“Do nothing from selfishness or empty conceit, but with humility of mind let each of you regard one another as more important than himself.” – Philippians 2:3
As I continue research and press forward toward launching the marketplace ministry I believe God has called me to, I find a broad range of views and concerns within the Church expressed along many different lines. Conversations on the theological level, thankfully, in the marketplace arena have not diverged too deeply into the differences of various Christian traditions but there are some interesting conversations that do arise. One twist is the concern over the division of the Church into its various traditions (Eastern, Roman, Protestant) and denominations (now numbering something like 30,000 among Protestants). I am an ecumenist and I believe the greatest opportunity for the unity of the Church may reside in the marketplace where how we go about ministry can easily transcend the particular flavors of faith in which we find ourselves. We even find ourselves thrown together in the marketplace and recognize the shared foundations of our faith without overt concern about how we might differ. Rather, I am encouraged by the focus I continue to find directly toward worshipping God in the overwhelming commonalities of our faith, especially the Lordship of Jesus Christ.
As I awoke this morning, the phrase “the logic of subjectivity” was drifting about in the fog of emerging from sleep. I wondered how that applied to the Christian faith and especially to the marketplace of God’s blessing and ministry to His Church and the world.
I am sure I will get no argument along the line of recognizing my own limitations. I am like everyone else, painfully aware of my own finitude. I have had some great Bible teachers in my life and have sought to study it extensively on my own. But if I have learned anything it is to hang on very loosely to much of what I think I know. I have had the opportunity to meet many gifted Bible scholars. For the most part, these are women and men who will quickly concede, ultimately, they do not know all that much.
I think the idea comes to light if we consider our limitations in light of the unlimited nature of God. That is why we all now see as through a glass darkly (1 Corinthians 13:12), simply due to our complete inability to truly grasp God. He makes Himself known to us in a great many ways but no one of us, or even all of us together, can know Him even remotely as He truly is.
Unfortunately our egos too often get in the way, crowding out true humility as we seek to know God in the context of our relationships with His people and the rest of His creation. We do not care for the tension between our limitations and God’s infinity, so we tend toward pride in establishing all that we think we know, rather more than the foundations we all likely share, as chiseled in stone. Our relentless grasp of various doctrines and beliefs not only chokes our own ability to grow in the Spirit but serves to cut others off from that same grace.
Why would God allow such things? It certainly is not His plan or desire. Jesus prayed for our unity (John 17:11). How can we be unified when we hold so many different positions and opinions?
There is but one path that will “take us home.” The diversity of the Church holds a subtle key to God’s redemptive stroke in overcoming our pride, the pride that divides us. That key is humility. How do we reconcile our differences? By standing on our commanilities. Jesus Christ is Lord, He was crucified, and He arose from the dead. Those facts should astonish us enough.

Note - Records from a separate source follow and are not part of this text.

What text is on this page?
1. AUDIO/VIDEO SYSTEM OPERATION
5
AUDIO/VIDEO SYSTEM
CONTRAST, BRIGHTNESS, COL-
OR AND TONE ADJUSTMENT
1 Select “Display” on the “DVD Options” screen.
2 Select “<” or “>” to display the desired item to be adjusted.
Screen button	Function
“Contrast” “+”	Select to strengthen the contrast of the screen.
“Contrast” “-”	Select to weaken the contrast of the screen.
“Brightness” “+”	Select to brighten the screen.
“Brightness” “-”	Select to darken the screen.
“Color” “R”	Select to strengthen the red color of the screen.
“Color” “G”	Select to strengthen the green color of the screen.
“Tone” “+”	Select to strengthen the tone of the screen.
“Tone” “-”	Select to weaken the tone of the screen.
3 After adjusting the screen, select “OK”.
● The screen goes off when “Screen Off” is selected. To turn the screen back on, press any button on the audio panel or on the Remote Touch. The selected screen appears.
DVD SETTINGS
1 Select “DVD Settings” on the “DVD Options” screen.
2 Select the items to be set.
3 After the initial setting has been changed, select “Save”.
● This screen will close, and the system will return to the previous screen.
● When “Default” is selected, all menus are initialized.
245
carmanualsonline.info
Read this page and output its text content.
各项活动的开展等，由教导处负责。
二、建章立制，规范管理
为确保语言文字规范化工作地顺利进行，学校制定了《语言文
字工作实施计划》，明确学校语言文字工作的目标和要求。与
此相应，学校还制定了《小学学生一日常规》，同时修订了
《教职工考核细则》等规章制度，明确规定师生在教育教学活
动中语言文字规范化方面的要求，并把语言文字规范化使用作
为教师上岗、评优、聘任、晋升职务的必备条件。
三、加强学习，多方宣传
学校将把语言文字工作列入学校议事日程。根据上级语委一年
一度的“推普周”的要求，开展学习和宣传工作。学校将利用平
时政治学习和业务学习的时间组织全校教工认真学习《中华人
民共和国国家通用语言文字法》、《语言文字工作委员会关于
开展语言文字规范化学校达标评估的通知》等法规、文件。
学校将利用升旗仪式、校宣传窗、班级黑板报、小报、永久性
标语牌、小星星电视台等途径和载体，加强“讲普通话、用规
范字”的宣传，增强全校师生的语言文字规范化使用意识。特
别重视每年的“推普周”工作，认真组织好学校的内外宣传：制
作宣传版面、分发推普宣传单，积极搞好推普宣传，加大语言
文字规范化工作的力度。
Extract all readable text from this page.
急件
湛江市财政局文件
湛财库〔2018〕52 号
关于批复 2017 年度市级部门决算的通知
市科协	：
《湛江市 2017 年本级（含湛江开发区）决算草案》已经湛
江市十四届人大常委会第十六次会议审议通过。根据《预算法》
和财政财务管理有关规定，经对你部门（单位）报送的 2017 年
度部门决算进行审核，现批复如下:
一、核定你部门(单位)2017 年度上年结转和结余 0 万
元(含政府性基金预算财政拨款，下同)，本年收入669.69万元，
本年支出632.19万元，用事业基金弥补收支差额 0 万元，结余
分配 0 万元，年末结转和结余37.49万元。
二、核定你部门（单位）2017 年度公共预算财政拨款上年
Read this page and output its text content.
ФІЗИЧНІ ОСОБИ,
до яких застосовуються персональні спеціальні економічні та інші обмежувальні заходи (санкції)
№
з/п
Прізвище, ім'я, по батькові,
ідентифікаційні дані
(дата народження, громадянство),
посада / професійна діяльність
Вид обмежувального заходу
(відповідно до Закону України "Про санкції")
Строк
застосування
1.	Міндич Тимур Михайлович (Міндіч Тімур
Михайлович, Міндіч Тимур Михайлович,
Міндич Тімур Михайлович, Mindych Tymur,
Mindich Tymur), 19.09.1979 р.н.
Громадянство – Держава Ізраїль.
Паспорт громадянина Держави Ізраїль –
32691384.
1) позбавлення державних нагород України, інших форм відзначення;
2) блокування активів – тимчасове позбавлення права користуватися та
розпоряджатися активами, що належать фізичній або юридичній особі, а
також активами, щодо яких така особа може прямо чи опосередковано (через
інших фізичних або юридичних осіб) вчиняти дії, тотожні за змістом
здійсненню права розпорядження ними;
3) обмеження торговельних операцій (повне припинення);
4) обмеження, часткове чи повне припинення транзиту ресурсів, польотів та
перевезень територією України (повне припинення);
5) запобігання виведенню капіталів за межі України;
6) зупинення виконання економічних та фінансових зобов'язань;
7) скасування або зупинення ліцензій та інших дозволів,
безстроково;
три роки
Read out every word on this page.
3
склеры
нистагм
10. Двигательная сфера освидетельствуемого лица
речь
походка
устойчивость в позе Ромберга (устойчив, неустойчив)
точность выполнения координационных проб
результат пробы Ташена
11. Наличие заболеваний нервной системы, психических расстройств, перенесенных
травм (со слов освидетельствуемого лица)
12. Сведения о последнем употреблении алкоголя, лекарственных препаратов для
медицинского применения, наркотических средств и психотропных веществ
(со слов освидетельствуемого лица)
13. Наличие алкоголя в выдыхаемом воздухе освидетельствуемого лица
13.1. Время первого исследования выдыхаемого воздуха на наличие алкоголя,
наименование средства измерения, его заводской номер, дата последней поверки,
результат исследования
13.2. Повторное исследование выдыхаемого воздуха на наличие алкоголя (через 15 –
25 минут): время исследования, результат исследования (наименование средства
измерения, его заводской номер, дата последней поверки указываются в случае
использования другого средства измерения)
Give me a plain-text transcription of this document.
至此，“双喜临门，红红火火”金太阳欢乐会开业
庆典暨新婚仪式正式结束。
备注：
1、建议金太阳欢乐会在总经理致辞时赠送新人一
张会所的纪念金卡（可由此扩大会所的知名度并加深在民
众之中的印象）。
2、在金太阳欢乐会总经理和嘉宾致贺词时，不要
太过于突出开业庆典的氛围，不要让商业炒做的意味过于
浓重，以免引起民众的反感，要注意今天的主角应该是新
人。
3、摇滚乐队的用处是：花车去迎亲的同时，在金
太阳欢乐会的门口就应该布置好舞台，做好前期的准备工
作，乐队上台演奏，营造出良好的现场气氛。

I consider it nothing other than a demonstration of God’s redemptive genius that by the Holy Spirit He leads us into relationships where differences must always occur. We each live according to our beliefs born out of our unique experiences and knowledge. Not two of us have identical histories. Our views of life and the world on most topics are therefore necessarily subjective, our individual interpretations of reality no matter how closely we align ourselves with a particular sect or teacher.
The genius lies amidst those relationships for, as we encounter the views and beliefs of others (again, within the Christian faith), we are confronted, if we are open and honest, with our own limitations. Hence the opportunity to walk in the humility that is due our created nature. God is God and we are not. His knowledge is perfect. Ours is constrained by our limits and tainted by our broken, sinful flesh.
God’s redemptive logic in allowing us to be so limited in this particular allows us the opportunity to see ourselves honestly. He grants us the opportunity to grow in grace and humility. The kaleidoscopic nature of the Church…of every tribe, and tongue, and people, and nation (Revelation 5:9)…gives us a view and an opportunity to behold some of the beautiful glory of God. If we cannot step away from our egos, our vision is limited and we will miss it.